Trader Joe’s has a slew of interesting gluten-free pastas.
The store's kohlrabi vegetable pasta is another easy dish that can be cooked or left raw.
Kohlrabi is a German turnip that has a jicama-like texture with a cabbage-like taste.
I love it as a raw salad base with prawns or tofu and a honey, garlic, and ginger dressing. But it's also excellent cooked with bacon and Parmesan, mushrooms and olive tapenade, or any pasta sauce.
I always pick up frozen portions of Atlantic salmon.
My partner and I eat the skin-on, boneless salmon slices when I don't have time to cook anything elaborate.
Pairing them with crunchy kale salad or kohlrabi pasta works really well.
I never leave without a jar of olive tapenade.
Like traditional French tapenade, Trader Joe's Greek-style olive spread has capers and vinegar. But it doesn't have anchovies, making it suitable for vegetarians.
My favorite part is the hint of spearmint, which gives it a surprising flavor.
With this in my pantry, I can elevate cheese boards; have a ready-made sauce for chicken, pork, or shrimp; or slather it directly on crusty, gluten-free bread.
If we're feeling fancy, the tapenade is scrumptious with air-fried sirloin steak.
Trader Joe’s Zhoug sauce has become my favorite condiment.
Zhoug sauce, made from cilantro and green peppers, is so delicious.

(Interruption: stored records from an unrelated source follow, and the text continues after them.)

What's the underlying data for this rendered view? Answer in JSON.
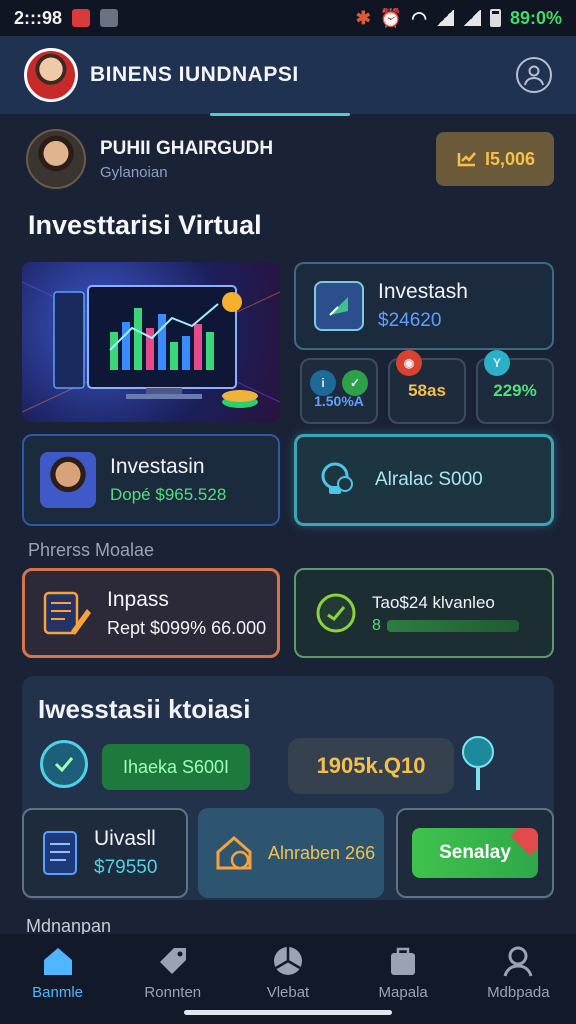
{
  "status_bar": {
    "time": "2:::98",
    "battery": "89:0%"
  },
  "header": {
    "title": "BINENS IUNDNAPSI"
  },
  "user": {
    "name": "PUHII GHAIRGUDH",
    "subtitle": "Gylanoian",
    "coins": "I5,006"
  },
  "section_title": "Investtarisi Virtual",
  "invest_card": {
    "title": "Investash",
    "value": "$24620"
  },
  "mini_stats": [
    "1.50%A",
    "58as",
    "229%"
  ],
  "profile_card": {
    "title": "Investasin",
    "value": "Dopé $965.528"
  },
  "alert_card": {
    "label": "Alralac S000"
  },
  "faint_label": "Phrerss Moalae",
  "inpass_card": {
    "title": "Inpass",
    "value": "Rept $099% 66.000"
  },
  "tao_card": {
    "title": "Tao$24 klvanleo",
    "value": "8",
    "progress": 0.88
  },
  "panel": {
    "title": "Iwesstasii ktoiasi",
    "green_pill": "Ihaeka S600I",
    "dark_pill": "1905k.Q10"
  },
  "uivasll_card": {
    "title": "Uivasll",
    "value": "$79550"
  },
  "alnraben_card": {
    "label": "Alnraben 266"
  },
  "senalay_button": "Senalay",
  "bottom_label": "Mdnanpan",
  "nav": [
    {
      "label": "Banmle",
      "icon": "home-icon",
      "active": true
    },
    {
      "label": "Ronnten",
      "icon": "tag-icon",
      "active": false
    },
    {
      "label": "Vlebat",
      "icon": "pie-icon",
      "active": false
    },
    {
      "label": "Mapala",
      "icon": "bag-icon",
      "active": false
    },
    {
      "label": "Mdbpada",
      "icon": "user-icon",
      "active": false
    }
  ],
  "colors": {
    "accent": "#4fd1c5",
    "background": "#1a2236",
    "coin": "#f5c04a",
    "positive": "#4fe07a",
    "nav_active": "#4fb6ff"
  }
}
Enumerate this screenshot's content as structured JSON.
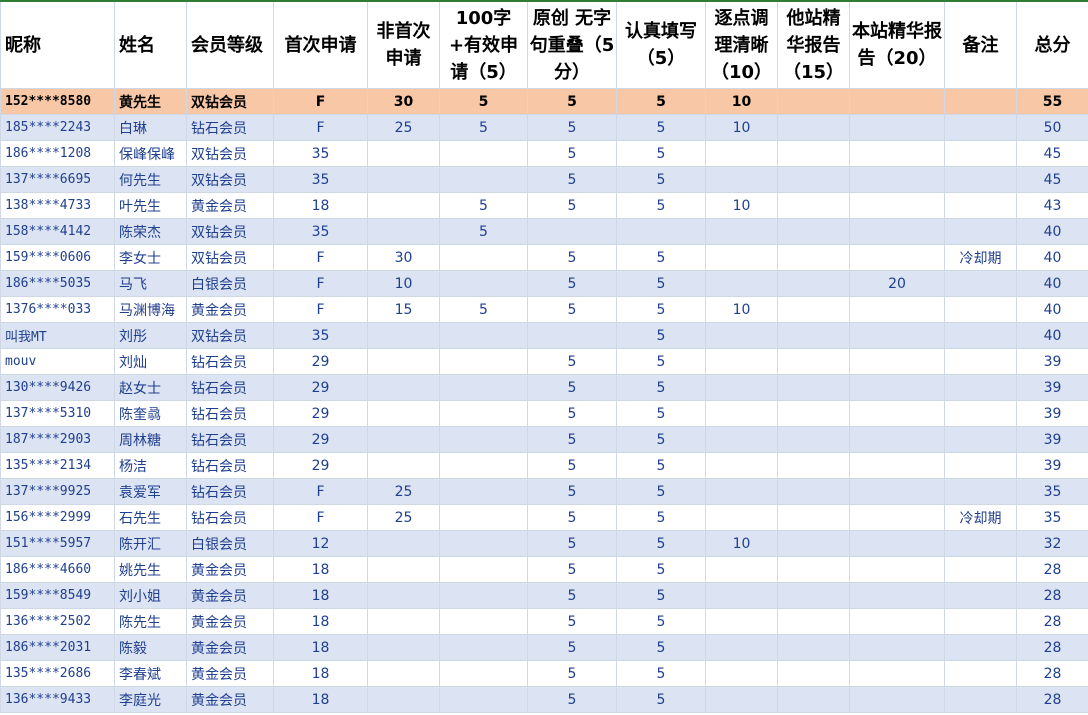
{
  "colors": {
    "header_bg": "#ffffff",
    "row_alt": "#dce3f2",
    "highlight_row": "#f7c7a6",
    "text": "#1f3f8f",
    "grid": "#d0d7e5",
    "selection_mark": "#2e7d32"
  },
  "headers": [
    "昵称",
    "姓名",
    "会员等级",
    "首次申请",
    "非首次申请",
    "100字+有效申请（5）",
    "原创 无字句重叠（5分）",
    "认真填写（5）",
    "逐点调理清晰（10）",
    "他站精华报告（15）",
    "本站精华报告（20）",
    "备注",
    "总分"
  ],
  "rows": [
    [
      "152****8580",
      "黄先生",
      "双钻会员",
      "F",
      "30",
      "5",
      "5",
      "5",
      "10",
      "",
      "",
      "",
      "55"
    ],
    [
      "185****2243",
      "白琳",
      "钻石会员",
      "F",
      "25",
      "5",
      "5",
      "5",
      "10",
      "",
      "",
      "",
      "50"
    ],
    [
      "186****1208",
      "保峰保峰",
      "双钻会员",
      "35",
      "",
      "",
      "5",
      "5",
      "",
      "",
      "",
      "",
      "45"
    ],
    [
      "137****6695",
      "何先生",
      "双钻会员",
      "35",
      "",
      "",
      "5",
      "5",
      "",
      "",
      "",
      "",
      "45"
    ],
    [
      "138****4733",
      "叶先生",
      "黄金会员",
      "18",
      "",
      "5",
      "5",
      "5",
      "10",
      "",
      "",
      "",
      "43"
    ],
    [
      "158****4142",
      "陈荣杰",
      "双钻会员",
      "35",
      "",
      "5",
      "",
      "",
      "",
      "",
      "",
      "",
      "40"
    ],
    [
      "159****0606",
      "李女士",
      "双钻会员",
      "F",
      "30",
      "",
      "5",
      "5",
      "",
      "",
      "",
      "冷却期",
      "40"
    ],
    [
      "186****5035",
      "马飞",
      "白银会员",
      "F",
      "10",
      "",
      "5",
      "5",
      "",
      "",
      "20",
      "",
      "40"
    ],
    [
      "1376****033",
      "马渊博海",
      "黄金会员",
      "F",
      "15",
      "5",
      "5",
      "5",
      "10",
      "",
      "",
      "",
      "40"
    ],
    [
      "叫我MT",
      "刘彤",
      "双钻会员",
      "35",
      "",
      "",
      "",
      "5",
      "",
      "",
      "",
      "",
      "40"
    ],
    [
      "mouv",
      "刘灿",
      "钻石会员",
      "29",
      "",
      "",
      "5",
      "5",
      "",
      "",
      "",
      "",
      "39"
    ],
    [
      "130****9426",
      "赵女士",
      "钻石会员",
      "29",
      "",
      "",
      "5",
      "5",
      "",
      "",
      "",
      "",
      "39"
    ],
    [
      "137****5310",
      "陈奎骉",
      "钻石会员",
      "29",
      "",
      "",
      "5",
      "5",
      "",
      "",
      "",
      "",
      "39"
    ],
    [
      "187****2903",
      "周林糖",
      "钻石会员",
      "29",
      "",
      "",
      "5",
      "5",
      "",
      "",
      "",
      "",
      "39"
    ],
    [
      "135****2134",
      "杨洁",
      "钻石会员",
      "29",
      "",
      "",
      "5",
      "5",
      "",
      "",
      "",
      "",
      "39"
    ],
    [
      "137****9925",
      "袁爱军",
      "钻石会员",
      "F",
      "25",
      "",
      "5",
      "5",
      "",
      "",
      "",
      "",
      "35"
    ],
    [
      "156****2999",
      "石先生",
      "钻石会员",
      "F",
      "25",
      "",
      "5",
      "5",
      "",
      "",
      "",
      "冷却期",
      "35"
    ],
    [
      "151****5957",
      "陈开汇",
      "白银会员",
      "12",
      "",
      "",
      "5",
      "5",
      "10",
      "",
      "",
      "",
      "32"
    ],
    [
      "186****4660",
      "姚先生",
      "黄金会员",
      "18",
      "",
      "",
      "5",
      "5",
      "",
      "",
      "",
      "",
      "28"
    ],
    [
      "159****8549",
      "刘小姐",
      "黄金会员",
      "18",
      "",
      "",
      "5",
      "5",
      "",
      "",
      "",
      "",
      "28"
    ],
    [
      "136****2502",
      "陈先生",
      "黄金会员",
      "18",
      "",
      "",
      "5",
      "5",
      "",
      "",
      "",
      "",
      "28"
    ],
    [
      "186****2031",
      "陈毅",
      "黄金会员",
      "18",
      "",
      "",
      "5",
      "5",
      "",
      "",
      "",
      "",
      "28"
    ],
    [
      "135****2686",
      "李春斌",
      "黄金会员",
      "18",
      "",
      "",
      "5",
      "5",
      "",
      "",
      "",
      "",
      "28"
    ],
    [
      "136****9433",
      "李庭光",
      "黄金会员",
      "18",
      "",
      "",
      "5",
      "5",
      "",
      "",
      "",
      "",
      "28"
    ]
  ]
}
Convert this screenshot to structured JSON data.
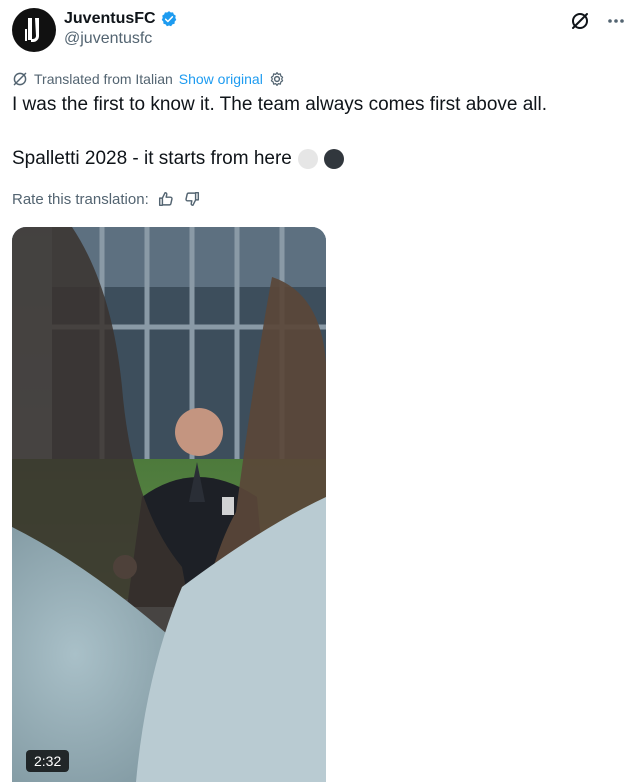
{
  "author": {
    "display_name": "JuventusFC",
    "handle": "@juventusfc",
    "verified": true,
    "avatar_icon": "juventus-logo-icon"
  },
  "header_icons": [
    "grok-icon",
    "more-options-icon"
  ],
  "translation": {
    "label": "Translated from Italian",
    "show_original": "Show original",
    "settings_icon": "gear-icon",
    "translate_icon": "translate-icon"
  },
  "tweet": {
    "line1": "I was the first to know it. The team always comes first above all.",
    "line2": "Spalletti 2028 - it starts from here",
    "emoji_colors": [
      "#e6e6e6",
      "#31373d"
    ]
  },
  "rate": {
    "label": "Rate this translation:",
    "thumbs_up_icon": "thumbs-up-icon",
    "thumbs_down_icon": "thumbs-down-icon"
  },
  "media": {
    "type": "video",
    "duration": "2:32"
  },
  "colors": {
    "text": "#0f1419",
    "secondary": "#536471",
    "accent": "#1d9bf0"
  }
}
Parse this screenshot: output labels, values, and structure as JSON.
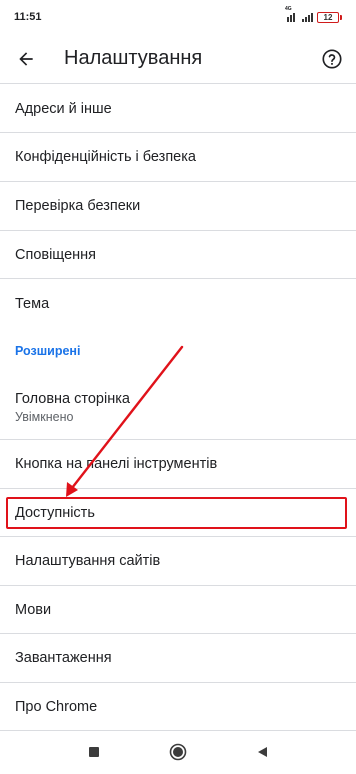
{
  "status_bar": {
    "time": "11:51",
    "signal_tag": "4G",
    "battery": "12"
  },
  "header": {
    "title": "Налаштування"
  },
  "items": [
    {
      "label": "Адреси й інше"
    },
    {
      "label": "Конфіденційність і безпека"
    },
    {
      "label": "Перевірка безпеки"
    },
    {
      "label": "Сповіщення"
    },
    {
      "label": "Тема"
    },
    {
      "label": "Головна сторінка",
      "sub": "Увімкнено"
    },
    {
      "label": "Кнопка на панелі інструментів"
    },
    {
      "label": "Доступність"
    },
    {
      "label": "Налаштування сайтів"
    },
    {
      "label": "Мови"
    },
    {
      "label": "Завантаження"
    },
    {
      "label": "Про Chrome"
    }
  ],
  "section": {
    "advanced": "Розширені"
  },
  "colors": {
    "accent": "#1a73e8",
    "annotation": "#e0121a"
  },
  "icons": {
    "back": "arrow-left-icon",
    "help": "help-circle-icon",
    "nav_recents": "square-icon",
    "nav_home": "circle-icon",
    "nav_back": "triangle-icon"
  }
}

It's a reason to go to Trader Joe's in itself — I haven't seen it at many other stores.
It's quite easy to make at home, but it would be hard to beat the store's zippy version.
I use it as a dip, with olive oil as a salad dressing, on chicken or eggs, or drizzled over falafel.
Gluten-free chocolate-chip cookies always seem to find a way into my basket.
I use the crispy crunchy cookies to make my mom's favorite no-bake cake: Kahlua-soaked cookies covered in whipped cream.
Chocolate-chip cookies also make a good backup option for dessert bases if you can't find gluten-free graham crackers.
The lemon curd is imported from England.
The jar of English-imported lemon curd suggests spreading it on toast, bagels, and muffins or pouring it over waffles and ice cream.
I like it swirled through cheesecake bars or in plain yogurt. But my favorite way to devour the tangy treat is on top of crushed gluten-free graham crackers with whipped cream, sugar, and lemon zest.
The delicious layered dessert just needs to chill for an hour or two before serving.